Sleep-deprived man accused of killing wife who woke him
By Beth Kramer email@example.com March 15, 2013 6:14PM
Updated: April 17, 2013 6:01AM
Attorneys agree the Vernon Hills man accused of murdering his wife made incriminating statements to police both at the crime scene and during later questioning.
But they are at odds over whether the jury should hear what Ronald Stolberg, 49, said. He is accused of asphyxiating his wife Rachel Stolberg, 54, for disturbing his sleep the evening of June 7, 2011.
Stolberg told police who first responded to his 9-1-1 call on June 8, 2011, that his wife repeatedly poked him awake the night before. He yelled at her and eventually took her “down to the ground” so he could sleep, according to earlier court testimony from a police detective.
Stolberg made more incriminating statements at the police station, prosecutors said.
Defense attorneys are seeking to suppress what he told police from his upcoming trial, scheduled for May 20. Four police officers were called to testify during the hearing, which started in January.
Attorneys argued before Circuit Judge Mark Levitt Friday, March 15. Levitt will rule April 11 on which, if any, of Stolberg’s statements will be permitted at trial.
Defense attorneys William Hedrick and Kevin Rosner argued that Stolberg was essentially under arrest at the crime scene when police responded to his emergency call. Rosner added that investigators “coerced” Stolberg into making incriminating statements.
Prosecutors James Newman and Scott Hoffert argued that investigators did not order Stolberg about at the crime scene. Hoffert maintained that Stolberg made a “knowing and voluntary” decision to talk to investigators.
Stolberg’s statement to police was recorded, however the recording was not played during the hearing. Attorneys would not grant a News-Sun request to disclose the nature of the incriminating statements.
Officers on the scene did not leave Stolberg unattended.
Newman argued a police officer remained with Stolberg as a comforting presence, since Stolberg was a man who just lost his wife.
But defense attorneys countered that an officer prevented Stolberg from entering his house and shooed his mother away a short time after she attempted to console her son, Hedrick said.
“Clearly he was a target of this case from the get-go,” Hedrick said.
He added that police never read Stolberg his Miranda rights at the scene of the crime when they questioned him; Stolberg told police about the recent troubles between he and his wife during these conversations.
Police testified that Stolberg told officers his wife had stopped speaking with him and was communicating with him via notes.
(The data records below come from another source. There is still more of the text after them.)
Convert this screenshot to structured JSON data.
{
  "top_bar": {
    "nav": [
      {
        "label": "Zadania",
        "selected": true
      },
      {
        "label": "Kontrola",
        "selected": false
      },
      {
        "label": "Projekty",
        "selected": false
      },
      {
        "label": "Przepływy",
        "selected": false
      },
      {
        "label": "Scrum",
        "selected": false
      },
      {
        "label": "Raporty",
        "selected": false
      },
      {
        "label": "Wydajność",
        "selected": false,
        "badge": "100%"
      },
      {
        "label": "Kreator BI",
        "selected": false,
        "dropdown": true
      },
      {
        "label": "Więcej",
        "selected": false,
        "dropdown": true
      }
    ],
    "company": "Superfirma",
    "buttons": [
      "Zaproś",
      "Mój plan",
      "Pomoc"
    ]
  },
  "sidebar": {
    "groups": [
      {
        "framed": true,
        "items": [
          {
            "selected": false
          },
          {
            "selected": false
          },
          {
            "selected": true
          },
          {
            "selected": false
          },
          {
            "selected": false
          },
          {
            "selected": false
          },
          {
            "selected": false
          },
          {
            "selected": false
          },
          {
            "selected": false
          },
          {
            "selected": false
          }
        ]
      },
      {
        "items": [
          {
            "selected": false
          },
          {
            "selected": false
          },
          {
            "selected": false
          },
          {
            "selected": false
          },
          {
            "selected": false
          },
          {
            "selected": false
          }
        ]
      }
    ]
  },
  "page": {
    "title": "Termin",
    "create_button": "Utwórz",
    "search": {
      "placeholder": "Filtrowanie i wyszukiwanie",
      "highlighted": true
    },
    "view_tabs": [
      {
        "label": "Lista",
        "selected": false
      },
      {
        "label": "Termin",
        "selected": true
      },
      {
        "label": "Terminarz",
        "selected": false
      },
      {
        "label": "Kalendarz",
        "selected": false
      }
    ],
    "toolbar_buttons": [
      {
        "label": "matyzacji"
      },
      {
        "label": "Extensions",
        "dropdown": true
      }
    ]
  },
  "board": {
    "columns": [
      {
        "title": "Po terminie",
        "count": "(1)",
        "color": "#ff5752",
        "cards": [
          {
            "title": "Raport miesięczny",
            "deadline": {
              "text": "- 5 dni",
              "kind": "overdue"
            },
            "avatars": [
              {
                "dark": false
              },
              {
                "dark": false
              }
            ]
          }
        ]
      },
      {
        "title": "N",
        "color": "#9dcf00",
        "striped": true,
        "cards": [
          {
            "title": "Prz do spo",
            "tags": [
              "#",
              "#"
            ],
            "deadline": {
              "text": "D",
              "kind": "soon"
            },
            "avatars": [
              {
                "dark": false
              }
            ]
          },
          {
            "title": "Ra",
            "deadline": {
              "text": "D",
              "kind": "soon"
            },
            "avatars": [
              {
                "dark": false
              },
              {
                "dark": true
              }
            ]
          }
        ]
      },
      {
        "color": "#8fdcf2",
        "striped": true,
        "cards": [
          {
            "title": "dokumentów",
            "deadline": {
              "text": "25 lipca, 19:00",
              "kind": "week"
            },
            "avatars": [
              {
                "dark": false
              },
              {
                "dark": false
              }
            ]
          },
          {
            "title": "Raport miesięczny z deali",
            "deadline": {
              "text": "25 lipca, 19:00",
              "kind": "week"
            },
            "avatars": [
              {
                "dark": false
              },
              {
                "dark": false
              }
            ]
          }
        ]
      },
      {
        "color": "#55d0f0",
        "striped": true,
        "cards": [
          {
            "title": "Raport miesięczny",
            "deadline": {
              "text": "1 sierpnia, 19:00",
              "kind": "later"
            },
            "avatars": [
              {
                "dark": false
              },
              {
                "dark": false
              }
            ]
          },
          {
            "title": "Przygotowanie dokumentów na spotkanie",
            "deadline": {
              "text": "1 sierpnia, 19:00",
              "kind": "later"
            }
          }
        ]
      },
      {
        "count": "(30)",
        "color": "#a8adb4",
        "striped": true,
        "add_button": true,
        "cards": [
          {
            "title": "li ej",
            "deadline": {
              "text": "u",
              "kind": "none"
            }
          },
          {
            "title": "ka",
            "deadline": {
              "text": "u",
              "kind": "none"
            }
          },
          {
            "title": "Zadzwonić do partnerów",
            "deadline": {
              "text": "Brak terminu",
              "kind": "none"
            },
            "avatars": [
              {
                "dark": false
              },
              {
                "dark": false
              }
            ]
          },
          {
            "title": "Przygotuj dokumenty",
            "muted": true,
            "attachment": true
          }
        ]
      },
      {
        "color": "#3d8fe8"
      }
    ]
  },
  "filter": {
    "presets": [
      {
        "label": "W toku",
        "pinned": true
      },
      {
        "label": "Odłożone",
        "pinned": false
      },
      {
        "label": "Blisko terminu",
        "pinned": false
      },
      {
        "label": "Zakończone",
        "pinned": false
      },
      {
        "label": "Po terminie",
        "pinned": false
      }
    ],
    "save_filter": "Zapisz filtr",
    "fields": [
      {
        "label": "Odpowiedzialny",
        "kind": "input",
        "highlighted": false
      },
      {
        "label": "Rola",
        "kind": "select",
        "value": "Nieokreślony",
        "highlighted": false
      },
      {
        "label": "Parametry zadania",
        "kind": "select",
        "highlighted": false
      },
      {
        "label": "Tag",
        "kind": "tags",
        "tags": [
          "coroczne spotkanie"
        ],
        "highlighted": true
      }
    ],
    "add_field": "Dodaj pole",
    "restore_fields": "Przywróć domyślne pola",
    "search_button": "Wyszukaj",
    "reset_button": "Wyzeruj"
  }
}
He also described how his wife had disturbed his sleep several times throughout the prior night, according to court testimony from several officers. He yelled at her and eventually grabbed her by the wrists, then took her to the floor and left her laying face down as he went back to sleep, they added.
Stolberg told police he stepped over Rachel on his way to work the next morning and discovered that she was deceased when he returned home from work, according to more testimony.
Police found no suicide note, no pools of blood, no knife or gunshot wounds on Rachel Stolberg when they arrived. That left them to figure the cause of death was either health-related or murder, Newman argued.
“A reasonable person on the scene (would be) believing he was holding her facedown until she stopped breathing ... we have a frustrated, sleep-deprived man with a wife who wasn’t letting him sleep. We are contending there certainly was probable cause to place him under arrest at the scene, but they did not,” Newman said.
Stolberg is being held at Lake County Jail without bond.